Reflexiones

Isabel se ha comprado un televisor nuevo. Un LG de 49 pulgadas que estrenamos viendo Historia de un matrimonio (Marriage History, 2019), de Noah Baumbach. La película relata una separación matrimonial dolorosa para todos los implicados, que me recordó la mía y me dejó tocado. A pesar de los años que han pasado y la racionalización del proceso, no puedo borrar de la memoria emocional lo que sentí durante el tiempo que duró la ruptura y el inmediato posterior. Estoy seguro que Baumbach, guionista y director de la película, ha vivido en carne propia una experiencia parecida y la ha trasladado a la pantalla con toda su capacidad perturbadora.

Nicole (Scarlett Johanson) y Charlie (Adam Driver) se enamoraron cuando se conocieron y juntos emprendieron un proyecto teatral común en Nueva York y un proyecto familiar, del que he resultado un hijo, Henry, de ocho años. Pero Nicole se siente decepcionada y frustrada en sus aspiraciones y plantea la separación. Charlie la acepta sin demasiado convencimiento y confiando en una posible reconciliación después de una estancia de Nicole y Henry en Los Ángeles, donde ella tiene a su familia y un papel en una serie de TV. Hasta aquí, a pesar de la crisis, el respeto y el afecto siguen rigiendo la relación de Nicole y Charlie, y ambos se esfuerzan en mantener a Henry al margen del conflicto.

Pero en Los Ángeles, Nicole comete el error de poner la separación en manos de una abogada, que plantea la ruptura de forma definitiva y en términos ventajosos para su clienta. Ante esto, Charlie se ve obligado a buscar también abogado en Los Ángeles, donde se presenta la demanda de divorcio. A partir de aquí, las estrategias de los abogados sacan a relucir todo el resentimiento acumulado y todos los agravios, y lo que había sido amor, se convierte en odio. Hay un momento en que Nicole y Charlie se dan cuenta de que la situación se les ha ido de las manos, pero ya no pueden hacer nada. La beligerancia y la avidez de los abogados, para quienes aquello es tan solo un caso más de divorcio que deben ganar, pasa a regir sus vidas. El acuerdo amistoso que habían pactado ya no es posible, ninguno de los dos se reconoce en la exposición de los hechos ante el juez, y ambos se sienten perdedores de una batalla que muy poco tiene que ver con ellos. Es el momento en que el dolor inunda el relato y la destrucción de las vidas de los protagonistas pasa a ser un hecho. Deberá de pasar bastante tiempo para que ambos puedan rehacerse del mal que se han infligido mutuamente.

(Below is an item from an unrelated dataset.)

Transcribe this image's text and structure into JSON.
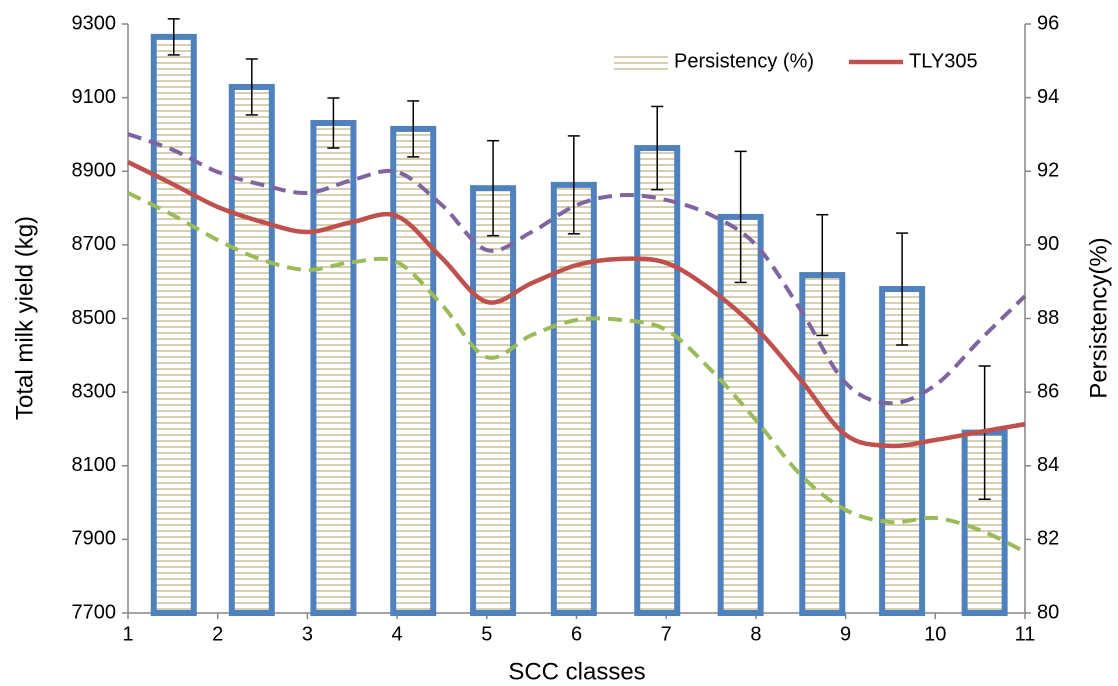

En mi caso no hubo abogados y la separación por mutuo acuerdo fue posible con un simple documento notarial en el que se establecía la custodia sobre el hijo y un régimen de visitas que, más tarde, fuimos modificando en función de las circunstancias personales que concurrieron en cada uno de nosotros. Pero no nos substrajimos a los reproches y al resentimiento, y que durante un tiempo nos percibiésemos como enemigos y la comunicación resultara imposible. Fueron momentos difíciles de desconcierto y dolor que he visto reflejados en la película y que me han llevado una vez más a preguntarme por qué pasó y a lamentar la parte de culpa que sin duda tuve.

Pasados treinta y cinco años de todo aquello, restablecida la relación en un marco de respeto y cordialidad, con nietos comunes, ahora no sé reconocer en ella a la persona de quien me enamoré. La confrontación borró todo rastro de amor. Quizás como reacción de defensa, como instintiva protección de mi yo he tenido que aprender a considerar con indiferencia a alguien a quien había querido y por quien me sentí querido. Quizás ha sido esto. Y me sabe mal, porque, como los protagonistas del film, ni ella ni yo nunca actuamos de mala fe. Pero nos causamos demasiado sufrimiento y la vida tenía que continuar.